Inizio a leggere e mi sembra manchi qualcosa.. un passaggio, un dettaglio di spazio e tempo… mi decido a guardare l’ultima di copertina e scopro con immenso disappunto che questo è il 3° libro (l’ultimo) dell’autrice dedicato a Mia… ok, metto il cuore in pace anche se io odio-odio-odioo leggere i romanzi in serie in ordine scomposto, proprio mi viene l’orticaria!! Pur non di meno mi decido a dare una possibilità alla Venuti e anche a Mia e leggo… La prima metà del libro è piena di ovvietà e frasi spettacolari che sarebbero anche carine se inframmezzate ad una trama che non ricordasse le storielle da adolescenti alla “3-metri-sopra-il-cielo” per intenderci, che caratterizza la seconda parte del romanzo. Mi spiace davvero tanto essere così dura , anche perché rispetto il lavoro dei giovani scrittori, con cui condivido un sogno (ebbene si, anche a me piacerebbe scrivere! Ma non trovo il coraggio ). E soffro nel dire che questo romanzo poteva essere, ma non è! Prometto però che acquisterò i primi romanzi, perché vorrei provare a ricredermi e penso che potrei farlo solo avendo un quadro chiaro della storia, così da comprendere meglio anche la volontà dell’autrice!!
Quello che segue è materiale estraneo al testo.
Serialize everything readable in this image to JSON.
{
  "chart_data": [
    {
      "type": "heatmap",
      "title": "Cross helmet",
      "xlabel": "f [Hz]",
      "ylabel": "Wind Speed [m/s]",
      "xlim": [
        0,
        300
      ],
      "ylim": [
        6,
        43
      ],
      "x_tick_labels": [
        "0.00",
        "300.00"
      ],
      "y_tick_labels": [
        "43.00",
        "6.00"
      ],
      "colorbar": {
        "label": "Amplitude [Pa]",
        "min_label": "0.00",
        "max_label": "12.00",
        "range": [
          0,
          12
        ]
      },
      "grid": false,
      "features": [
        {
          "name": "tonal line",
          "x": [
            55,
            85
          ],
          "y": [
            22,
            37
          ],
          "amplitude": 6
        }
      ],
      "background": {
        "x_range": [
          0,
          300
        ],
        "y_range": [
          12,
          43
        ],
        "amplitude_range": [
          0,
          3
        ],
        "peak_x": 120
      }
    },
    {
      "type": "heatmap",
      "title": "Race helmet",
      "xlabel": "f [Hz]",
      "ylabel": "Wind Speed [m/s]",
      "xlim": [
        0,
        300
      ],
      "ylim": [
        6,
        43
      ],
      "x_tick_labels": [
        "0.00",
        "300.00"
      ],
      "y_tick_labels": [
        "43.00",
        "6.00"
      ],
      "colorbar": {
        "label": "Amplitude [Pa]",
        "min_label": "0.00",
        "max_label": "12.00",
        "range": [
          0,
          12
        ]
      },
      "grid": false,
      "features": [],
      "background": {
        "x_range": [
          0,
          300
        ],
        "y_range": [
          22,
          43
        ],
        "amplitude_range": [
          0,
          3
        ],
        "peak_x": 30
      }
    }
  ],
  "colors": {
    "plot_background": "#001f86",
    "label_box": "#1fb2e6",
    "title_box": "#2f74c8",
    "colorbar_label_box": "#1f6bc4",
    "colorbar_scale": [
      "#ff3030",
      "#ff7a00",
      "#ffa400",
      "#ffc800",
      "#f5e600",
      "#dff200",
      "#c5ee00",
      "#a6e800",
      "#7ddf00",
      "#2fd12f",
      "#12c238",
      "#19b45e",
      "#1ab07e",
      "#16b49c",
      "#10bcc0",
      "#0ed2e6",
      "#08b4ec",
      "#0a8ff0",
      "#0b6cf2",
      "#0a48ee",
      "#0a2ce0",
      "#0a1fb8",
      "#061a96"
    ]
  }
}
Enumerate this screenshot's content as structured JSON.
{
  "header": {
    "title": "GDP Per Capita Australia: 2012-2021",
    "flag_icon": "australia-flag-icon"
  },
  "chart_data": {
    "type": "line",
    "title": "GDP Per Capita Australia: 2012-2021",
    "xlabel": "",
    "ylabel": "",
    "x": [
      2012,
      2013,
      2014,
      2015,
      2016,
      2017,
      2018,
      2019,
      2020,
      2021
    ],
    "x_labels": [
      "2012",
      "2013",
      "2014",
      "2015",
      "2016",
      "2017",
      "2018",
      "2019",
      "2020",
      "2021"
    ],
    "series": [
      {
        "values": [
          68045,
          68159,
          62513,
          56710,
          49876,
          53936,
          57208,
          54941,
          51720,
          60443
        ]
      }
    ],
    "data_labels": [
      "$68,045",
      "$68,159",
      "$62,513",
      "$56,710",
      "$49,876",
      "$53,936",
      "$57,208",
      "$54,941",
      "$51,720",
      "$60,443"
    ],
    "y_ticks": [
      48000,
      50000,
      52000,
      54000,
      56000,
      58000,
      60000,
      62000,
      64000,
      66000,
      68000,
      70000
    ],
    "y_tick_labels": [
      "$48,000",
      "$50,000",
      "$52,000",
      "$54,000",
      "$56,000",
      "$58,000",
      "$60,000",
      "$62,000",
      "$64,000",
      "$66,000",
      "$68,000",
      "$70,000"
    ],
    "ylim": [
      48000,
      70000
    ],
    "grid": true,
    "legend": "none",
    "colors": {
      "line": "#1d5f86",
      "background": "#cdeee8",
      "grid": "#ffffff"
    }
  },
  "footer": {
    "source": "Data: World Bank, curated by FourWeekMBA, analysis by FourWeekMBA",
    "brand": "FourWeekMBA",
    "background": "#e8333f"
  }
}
Tirando le somme, non mi sento di stroncare del tutto il lavoro dell’autrice,di cui riconosco la volontà di creare un racconto seriale che contenesse in egual misura la modernità di una giovane donna che lotta per la sua indipendenza e per i suoi sogni, impegnandosi allo stesso tempo, nella spasmodica ricerca dell’amore, dopo tante delusioni. Il personaggio di Mia, ha un carattere particolare: è fragile e forte allo stesso tempo, è dotata di una buona dose di ironia che le consente di avere la battuta pronta in tante situazioni e regalare qualche sorriso a chi legge. Insomma, questo non vuole essere un addio, ma un arrivederci… anche se al momento non posso fare rientrare il romanzo tra le letture da consigliare agli amici appassionati di belle storie come me!!